How gallant of him, she thought. Men aren’t all bastards after all.
‘Good thinking,’ she said aloud. ‘Am I okay to sleep in the van tonight? On your car park, I mean?’
‘You’re more than welcome to sleep out there until you jet off to Albany.’
‘Oh crap!’ Heather frantically patted her pockets. ‘Ingrid’s letter . . .’
‘Is in the middle till,’ Greg said. ‘Press No Sale and you can’t miss it.’
‘You trust me to go in your till?’
‘You’ve been in my bed and my shower. Why should I worry about a till?’
As Heather had expected, the six weeks ticket was not quite as flexible as Ingrid had made out. It was only valid for certain airlines, for one thing. And the flights from Cairns to Albany weren’t exactly ten-a-penny; leastways, not to the Albany she wanted. She could have got a flight to the one in New York State a whole lot easier.
Securing a place in ten days’ time she hit the beach, not bothering with her surfboard because there weren’t any waves. Then, around about six o’clock when the sun vanished, she went back to the bar.
And did it all again.
Well, she didn’t go totally over the top and did wake up in the campervan. But there were a few more blank spots and again it seemed wisest not to drive.
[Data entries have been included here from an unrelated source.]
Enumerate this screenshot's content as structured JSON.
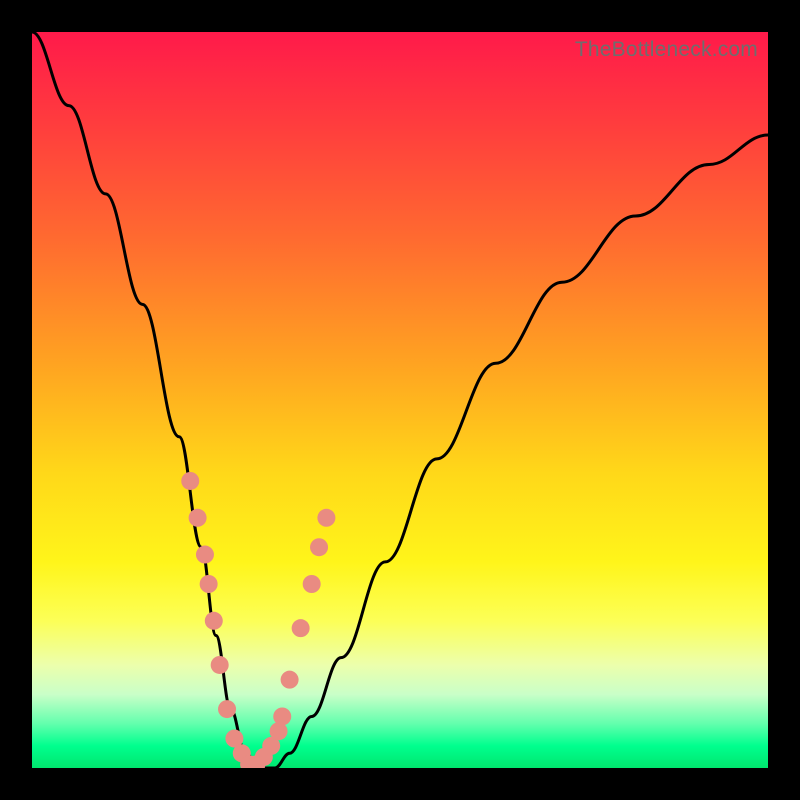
{
  "watermark": "TheBottleneck.com",
  "chart_data": {
    "type": "line",
    "title": "",
    "xlabel": "",
    "ylabel": "",
    "xlim": [
      0,
      100
    ],
    "ylim": [
      0,
      100
    ],
    "x": [
      0,
      5,
      10,
      15,
      20,
      23,
      25,
      27,
      29,
      31,
      33,
      35,
      38,
      42,
      48,
      55,
      63,
      72,
      82,
      92,
      100
    ],
    "values": [
      100,
      90,
      78,
      63,
      45,
      30,
      18,
      8,
      2,
      0,
      0,
      2,
      7,
      15,
      28,
      42,
      55,
      66,
      75,
      82,
      86
    ],
    "series": [
      {
        "name": "bottleneck-curve",
        "color": "#000000"
      },
      {
        "name": "highlight-dots",
        "color": "#e98b82"
      }
    ],
    "highlight_dots_x": [
      21.5,
      22.5,
      23.5,
      24,
      24.7,
      25.5,
      26.5,
      27.5,
      28.5,
      29.5,
      30.5,
      31.5,
      32.5,
      33.5,
      34,
      35,
      36.5,
      38,
      39,
      40
    ],
    "highlight_dots_y": [
      39,
      34,
      29,
      25,
      20,
      14,
      8,
      4,
      2,
      0.5,
      0.5,
      1.5,
      3,
      5,
      7,
      12,
      19,
      25,
      30,
      34
    ]
  }
}
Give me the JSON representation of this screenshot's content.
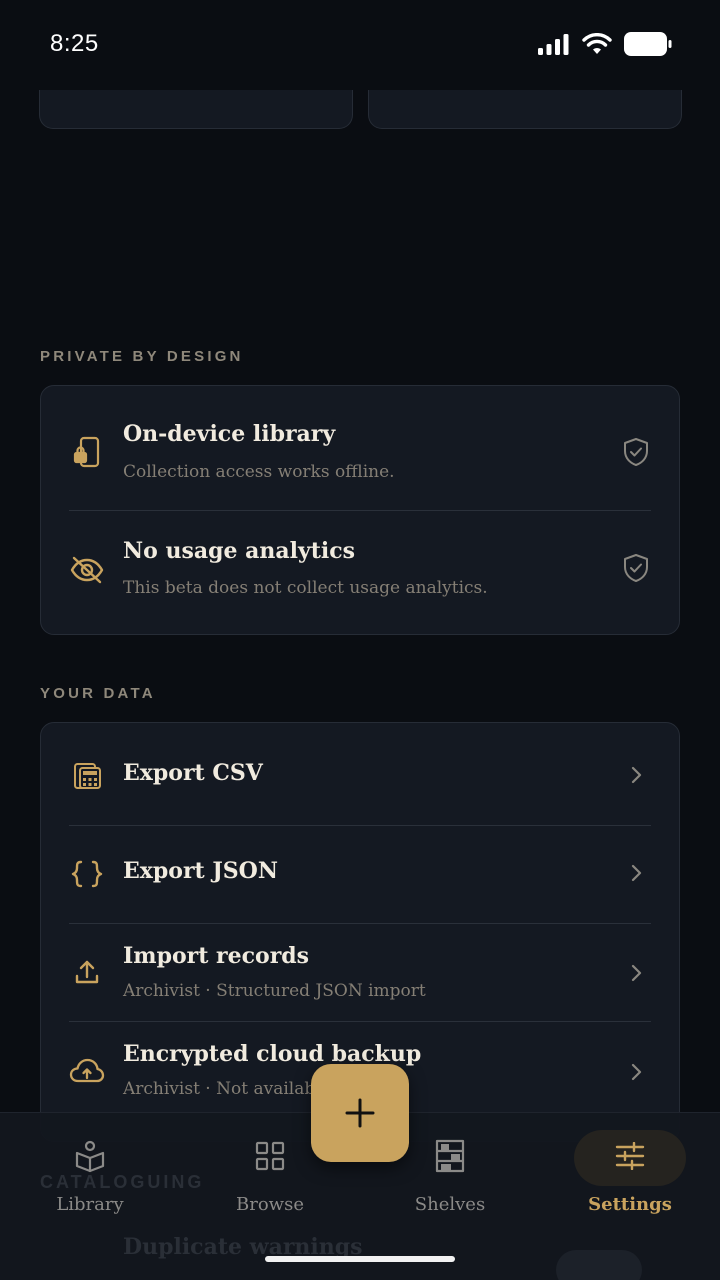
{
  "status_bar": {
    "time": "8:25"
  },
  "sections": {
    "privacy": {
      "label": "PRIVATE BY DESIGN",
      "items": [
        {
          "title": "On-device library",
          "subtitle": "Collection access works offline.",
          "icon": "phone-lock-icon",
          "trail": "shield-check-icon"
        },
        {
          "title": "No usage analytics",
          "subtitle": "This beta does not collect usage analytics.",
          "icon": "eye-off-icon",
          "trail": "shield-check-icon"
        }
      ]
    },
    "data": {
      "label": "YOUR DATA",
      "items": [
        {
          "title": "Export CSV",
          "icon": "calculator-icon"
        },
        {
          "title": "Export JSON",
          "icon": "braces-icon"
        },
        {
          "title": "Import records",
          "subtitle": "Archivist · Structured JSON import",
          "icon": "upload-icon"
        },
        {
          "title": "Encrypted cloud backup",
          "subtitle": "Archivist · Not available in beta",
          "icon": "cloud-upload-icon"
        }
      ]
    },
    "cataloguing": {
      "label": "CATALOGUING",
      "first_item": "Duplicate warnings"
    }
  },
  "nav": {
    "items": [
      {
        "label": "Library",
        "icon": "book-stand-icon"
      },
      {
        "label": "Browse",
        "icon": "grid-icon"
      },
      {
        "label": "Shelves",
        "icon": "bookshelf-icon"
      },
      {
        "label": "Settings",
        "icon": "sliders-icon"
      }
    ],
    "active": "Settings"
  },
  "fab": {
    "icon": "plus-icon"
  },
  "colors": {
    "accent": "#c9a35e",
    "background": "#0a0d12",
    "card": "#141922",
    "muted": "#857f75"
  }
}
From then a pattern emerged. Moving on was always going to happen “tomorrow”. Except she’d have another late night and wake late morning, unfit and unwilling to drive. She’d shower and breakfast at Greg’s (using her own towel and toothbrush) then laze the day away on the beach. Greg was, she’d discovered, the senior partner in the bar’s ownership and he flatly refused to take payment for either service. In fact it was a battle to pay for her drinks on a night, what with him “forgetting” to charge and plenty of other customers including her in their rounds.